もう21:00だ、町は光など無く、気温はかなり低い。
薄着で来てしまったから、かなり冷え込む。
美琴
美琴
(上着着てくればよかった…)
また涙が滲み出す。
すると、遠くの方から声が聞こえた。
美琴!!
美琴
美琴
お父さん!?
私は急いで涙を拭い、お父さんのもとに駆け寄った。
なにしてんだ、こんな時間に。
私は母との出来事を細かく話した。
そうか…ごめんな、あんな母さんで。
大丈夫だからな。学費は母さんが出すんじゃあない。
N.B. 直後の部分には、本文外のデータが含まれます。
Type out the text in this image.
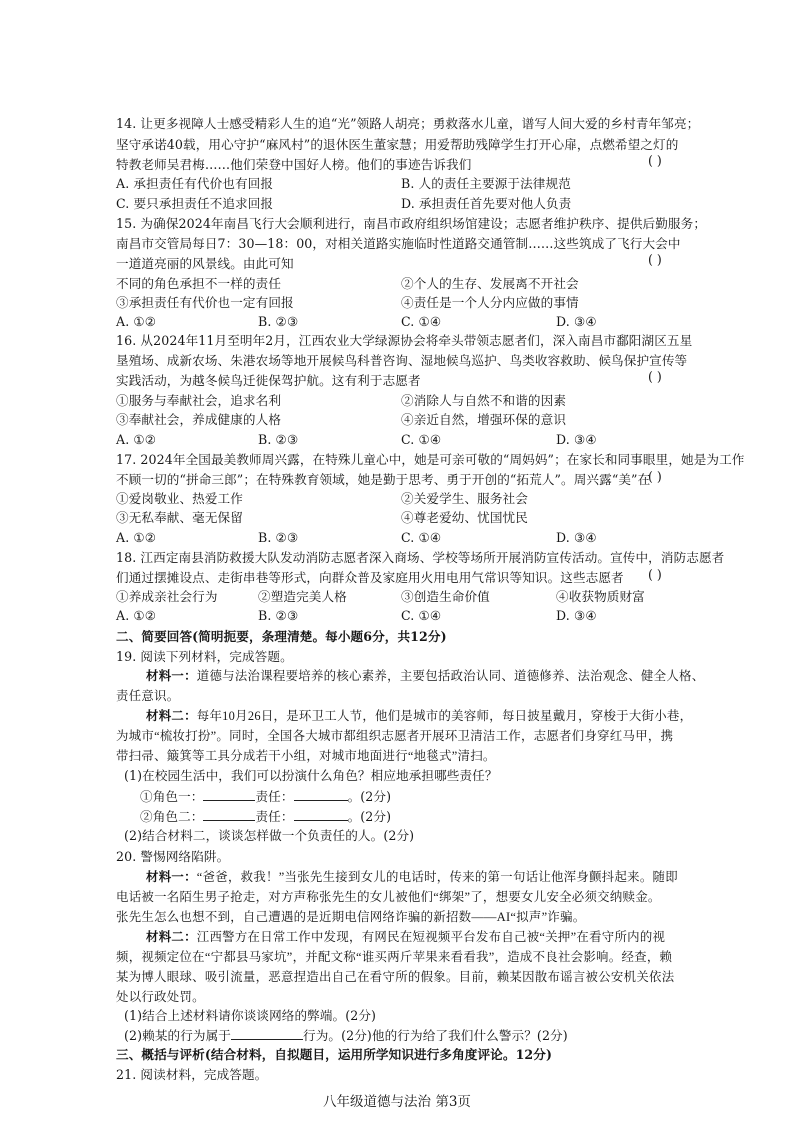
14. 让更多视障人士感受精彩人生的追“光”领路人胡亮；勇救落水儿童，谱写人间大爱的乡村青年邹亮；
坚守承诺40载，用心守护“麻风村”的退休医生董家慧；用爱帮助残障学生打开心扉，点燃希望之灯的
特教老师吴君梅……他们荣登中国好人榜。他们的事迹告诉我们	( )
A. 承担责任有代价也有回报	B. 人的责任主要源于法律规范
C. 要只承担责任不追求回报	D. 承担责任首先要对他人负责
15. 为确保2024年南昌飞行大会顺利进行，南昌市政府组织场馆建设；志愿者维护秩序、提供后勤服务；
南昌市交管局每日7：30—18：00，对相关道路实施临时性道路交通管制……这些筑成了飞行大会中
一道道亮丽的风景线。由此可知	( )
不同的角色承担不一样的责任	②个人的生存、发展离不开社会
③承担责任有代价也一定有回报	④责任是一个人分内应做的事情
A. ①②	B. ②③	C. ①④	D. ③④
16. 从2024年11月至明年2月，江西农业大学绿源协会将牵头带领志愿者们，深入南昌市鄱阳湖区五星
垦殖场、成新农场、朱港农场等地开展候鸟科普咨询、湿地候鸟巡护、鸟类收容救助、候鸟保护宣传等
实践活动，为越冬候鸟迁徙保驾护航。这有利于志愿者	( )
①服务与奉献社会，追求名利	②消除人与自然不和谐的因素
③奉献社会，养成健康的人格	④亲近自然，增强环保的意识
A. ①②	B. ②③	C. ①④	D. ③④
17. 2024年全国最美教师周兴露，在特殊儿童心中，她是可亲可敬的“周妈妈”；在家长和同事眼里，她是为工作
不顾一切的“拼命三郎”；在特殊教育领域，她是勤于思考、勇于开创的“拓荒人”。周兴露“美”在
( )
①爱岗敬业、热爱工作	②关爱学生、服务社会
③无私奉献、毫无保留	④尊老爱幼、忧国忧民
A. ①②	B. ②③	C. ①④	D. ③④
18. 江西定南县消防救援大队发动消防志愿者深入商场、学校等场所开展消防宣传活动。宣传中，消防志愿者
们通过摆摊设点、走街串巷等形式，向群众普及家庭用火用电用气常识等知识。这些志愿者 ( )
①养成亲社会行为	②塑造完美人格	③创造生命价值	④收获物质财富
A. ①②	B. ②③	C. ①④	D. ③④
二、简要回答(简明扼要，条理清楚。每小题6分，共12分)
19. 阅读下列材料，完成答题。
材料一：道德与法治课程要培养的核心素养，主要包括政治认同、道德修养、法治观念、健全人格、
责任意识。
材料二：每年10月26日，是环卫工人节，他们是城市的美容师，每日披星戴月，穿梭于大街小巷，
为城市“梳妆打扮”。同时，全国各大城市都组织志愿者开展环卫清洁工作，志愿者们身穿红马甲，携
带扫帚、簸箕等工具分成若干小组，对城市地面进行“地毯式”清扫。
(1)在校园生活中，我们可以扮演什么角色？相应地承担哪些责任？
①角色一：	责任：	。(2分)
②角色二：	责任：	。(2分)
(2)结合材料二，谈谈怎样做一个负责任的人。(2分)
20. 警惕网络陷阱。
材料一：“爸爸，救我！”当张先生接到女儿的电话时，传来的第一句话让他浑身颤抖起来。随即
电话被一名陌生男子抢走，对方声称张先生的女儿被他们“绑架”了，想要女儿安全必须交纳赎金。
张先生怎么也想不到，自己遭遇的是近期电信网络诈骗的新招数——AI“拟声”诈骗。
材料二：江西警方在日常工作中发现，有网民在短视频平台发布自己被“关押”在看守所内的视
频，视频定位在“宁都县马家坑”，并配文称“谁买两斤苹果来看看我”，造成不良社会影响。经查，赖
某为博人眼球、吸引流量，恶意捏造出自己在看守所的假象。目前，赖某因散布谣言被公安机关依法
处以行政处罚。
(1)结合上述材料请你谈谈网络的弊端。(2分)
(2)赖某的行为属于	行为。(2分)他的行为给了我们什么警示？(2分)
八年级道德与法治 第3页
三、概括与评析(结合材料，自拟题目，运用所学知识进行多角度评论。12分)
21. 阅读材料，完成答题。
俺が出すから。
美琴は自分がやりたいことをやりなさい。
美琴
美琴
えっ…
泣いてるのか!?
ごめんな、父さん余計なこと言ったか!?
美琴
美琴
ううん…その逆…うっ…
嬉しかった…
お父さんはニコリと微笑む。
美琴、お前はもっと人を頼れるようにならないとな。
よし、帰ろう。
美琴
美琴
うん…
そうだ、志望校どこなんだ??
美琴
美琴
本当は門学に行きたいんだけど、公立狙いにするつもり。
なんで門学なんだ?
美琴
美琴
あそこは有名大学進学率が高いから。
そうか…なら、行けばいいじゃん。
門学に。
美琴
美琴
学費が─
何言ってんだ!
父さんは働いてるんだぞ!?
そのくらい出せる。
父の優しさを初めて感じた。
私は無事、神谷くんと門学に合格し、勉強に明け暮れる高校生活を送り、人生の大逆転を遂げる。